Finding $f(1)$ from the given integral function 
Consider the function-
  $$g(x)=\begin{cases} 1, \text{ if } x\in[-1,1]\\ 0, \text{ otherwise } \end{cases}$$
and $$f(x)=\lim_{h\to0}\frac{1}{2h}\int_{x-h}^{x+h}g(y)dy$$
then what is the value of $f(1)?$

My attempt:
We get, $$f(1)=\lim_{h\to0}\frac{1}{2h}\int_{1-h}^{1+h}g(y)dy$$
Applying Newton-Leibnitz for the nuemerator after applying L'Hopital for this $0/0$ limit, we get
$$f(1)=\frac{g(1+h)+g(1-h)}{2}=1$$
Am I correct?
 A: You are replacing the wrong variable in your solution.
$$
f(1)=\lim_{h\to 0}\frac{1}{2h}\int_{1-h}^{1+h}g(y)dy.
$$
Now, for each fixed $h<2$, 
$$
\int_{1-h}^{1+h}g(y)dy=1-(1-h)=h.
$$
Thus, 
$$
f(1)=\lim_{h\to 0}\frac{h}{2h}=\lim_{h\to 0}\frac{1}{2}=\frac{1}{2}.
$$
A: $$f(1)=\lim_{h\to0}\frac{1}{2h}\int_{1-h}^{1+h}g(y)dy = \lim_{h\to0}\frac{1}{2h}\int_{1-h}^{1}g(y)dy = \lim_{h\to0}\frac{1}{2h}(1-(1-h)) ={1\over 2}$$
A: Since the function under limit is an even function of $h$ it is sufficient to deal with $h\to 0^{+}$ only. 
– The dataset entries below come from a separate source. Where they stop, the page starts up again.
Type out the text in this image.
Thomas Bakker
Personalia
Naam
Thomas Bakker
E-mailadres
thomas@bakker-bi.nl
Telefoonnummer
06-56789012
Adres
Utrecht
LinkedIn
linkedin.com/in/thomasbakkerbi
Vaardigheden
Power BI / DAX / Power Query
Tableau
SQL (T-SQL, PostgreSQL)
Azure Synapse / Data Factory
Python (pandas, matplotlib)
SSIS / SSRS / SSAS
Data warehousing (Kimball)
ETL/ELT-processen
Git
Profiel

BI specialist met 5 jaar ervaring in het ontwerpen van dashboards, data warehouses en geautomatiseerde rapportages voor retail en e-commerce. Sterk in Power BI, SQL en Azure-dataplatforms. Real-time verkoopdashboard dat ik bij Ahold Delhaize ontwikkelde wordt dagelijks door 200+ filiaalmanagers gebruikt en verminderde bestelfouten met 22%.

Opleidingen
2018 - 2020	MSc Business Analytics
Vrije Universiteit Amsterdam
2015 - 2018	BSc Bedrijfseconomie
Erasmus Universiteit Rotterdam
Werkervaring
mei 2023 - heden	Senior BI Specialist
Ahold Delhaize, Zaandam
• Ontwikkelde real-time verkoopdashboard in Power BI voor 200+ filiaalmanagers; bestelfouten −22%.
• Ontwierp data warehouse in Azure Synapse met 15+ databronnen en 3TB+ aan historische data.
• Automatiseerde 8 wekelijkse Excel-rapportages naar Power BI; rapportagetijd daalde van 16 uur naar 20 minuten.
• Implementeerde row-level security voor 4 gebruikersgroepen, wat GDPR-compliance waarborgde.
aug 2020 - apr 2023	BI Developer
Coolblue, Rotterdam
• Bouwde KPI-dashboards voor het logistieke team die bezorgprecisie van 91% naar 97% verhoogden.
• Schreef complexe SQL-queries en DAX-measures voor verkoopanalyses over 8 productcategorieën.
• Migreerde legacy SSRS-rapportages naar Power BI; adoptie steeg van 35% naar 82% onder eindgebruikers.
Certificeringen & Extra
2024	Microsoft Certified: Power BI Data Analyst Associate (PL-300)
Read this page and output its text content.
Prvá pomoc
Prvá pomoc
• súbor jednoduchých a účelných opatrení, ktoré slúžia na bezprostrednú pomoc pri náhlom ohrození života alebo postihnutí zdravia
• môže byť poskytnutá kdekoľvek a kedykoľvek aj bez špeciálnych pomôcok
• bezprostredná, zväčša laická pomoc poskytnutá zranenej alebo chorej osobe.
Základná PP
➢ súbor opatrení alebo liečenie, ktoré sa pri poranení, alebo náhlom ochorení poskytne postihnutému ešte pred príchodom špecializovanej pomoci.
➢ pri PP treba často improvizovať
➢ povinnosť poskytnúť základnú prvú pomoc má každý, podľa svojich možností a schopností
We have $$\lim_{h\to 0^{+}}\frac{1}{2h}\int_{1-h}^{1+h}g(y)\,dy=\lim_{h\to 0^{+}}\frac{1}{2h}\int_{1-h}^{1}g(y)\,dy$$ The integral evaluates to $h$ and hence the above limit is $1/2$.
Your approach is fine but the issue is that you seem to assume $g$ continous at $1$.
A: The two sided limit, $\lim_{h \rightarrow 0}~g(1+h)$, does not exist because $g(x)$ is discontinuous in $x=1$. (To be more specific, we are dealing with a jump discontinuity.) This will cause problems when computing $f(1)$. 
If we would to take the one-sided limit from above, then we would get $lim_{h \rightarrow 0^+}~g(1+h) = 0$ and $\lim_{h \rightarrow 0^+}~g(1-h) = 1$. 
I have not done the full derivation but I am guessing the final answer would be $f(1)=1/2$. 
I hope this helps you out enough, good luck solving the math problem!